25 November 2015

What happened to Osborne fixing the roof while the sun is shining?

By

George Osborne is the first trillion pound chancellor. I have been watching Budgets for longer than is healthy and I don’t think I have ever heard a chancellor use the number “a trillion pounds” and certainly not in a good way.

Yet in the autumn statement he used it twice, or even three times. He committed to “£4 trillion of spending” over the next five years; “half a trillion pounds” for the NHS; and his forecasts show that by 2020 he will be spending £821 billion, well on the way to the magic trillion number.

Rhetoric and positioning are important because chancellors are politicians first and financiers second. When put alongside his ostentatious scrapping of a prior plan to trim tax credits – which only three weeks ago supposedly triggered a constitutional crisis when the House of Lords blocked it, Mr Osborne’s message is clear: austerity is over. Finished. Done.

After surprisingly winning the Labour leadership in the summer, Jeremy Corbyn has scored another victory. His anti-austerity agenda has apparently been adopted by the Conservative party.

Should everybody be breathing a sigh of relief? Will the junior doctors get a bung to stop them going on strike? Perhaps. The Labour party might rejoice that its message is getting through to the chancellor, but it is hard to know what the point of them is these days.

True capitalists, based offshore, remain out of the Treasury’s reach. But the common or garden home grown variety – who used to be called wealth creators – are now struggling with possibly the most punitive tax regime in British history, on dividends, capital gains, income, hiring people (a new 0.5% levy on payrolls called the Apprentice Levy, raising £3bn a year), investing in new machinery and equipment, second homes, you name it.
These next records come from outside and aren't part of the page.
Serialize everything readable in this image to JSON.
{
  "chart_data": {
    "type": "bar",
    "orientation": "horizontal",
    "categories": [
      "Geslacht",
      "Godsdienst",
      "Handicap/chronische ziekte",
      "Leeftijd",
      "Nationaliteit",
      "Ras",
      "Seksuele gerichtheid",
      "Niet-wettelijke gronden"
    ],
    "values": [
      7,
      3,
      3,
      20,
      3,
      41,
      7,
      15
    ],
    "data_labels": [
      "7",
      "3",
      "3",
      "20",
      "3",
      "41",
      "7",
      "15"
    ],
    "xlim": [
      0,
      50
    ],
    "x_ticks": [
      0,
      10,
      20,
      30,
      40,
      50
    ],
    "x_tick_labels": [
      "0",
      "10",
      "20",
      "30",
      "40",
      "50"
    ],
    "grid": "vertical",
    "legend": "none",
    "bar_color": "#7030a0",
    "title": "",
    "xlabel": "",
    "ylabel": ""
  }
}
By coincidence I had lunch with two entrepreneurs as the chancellor spoke and both them blurted out: “He has bottled it.”

What could go wrong? Very little at the moment. The sun is shining on the economy and if the roof is not exactly fixed, it has been patched up. The risks are being piled up for 2018 onwards. The accompanying forecasts published by the Office for Budget Responsibility yesterday showed that the perennial output gap will have closed by then. In other words, the economy will be going full pelt, running at full capacity.

It is only that bullish forecast which allows the chancellor to claim future revenues will come rolling in. Yet the risk is that in an economy running hot, inflation picks up suddenly and interest rates rise too. But by then the trillion pound man should have moved next door, into Number Ten, or should that be No. 1,000,000,000,000.

George Trefgarne is founder of Boscobel & Partners, a communications firm.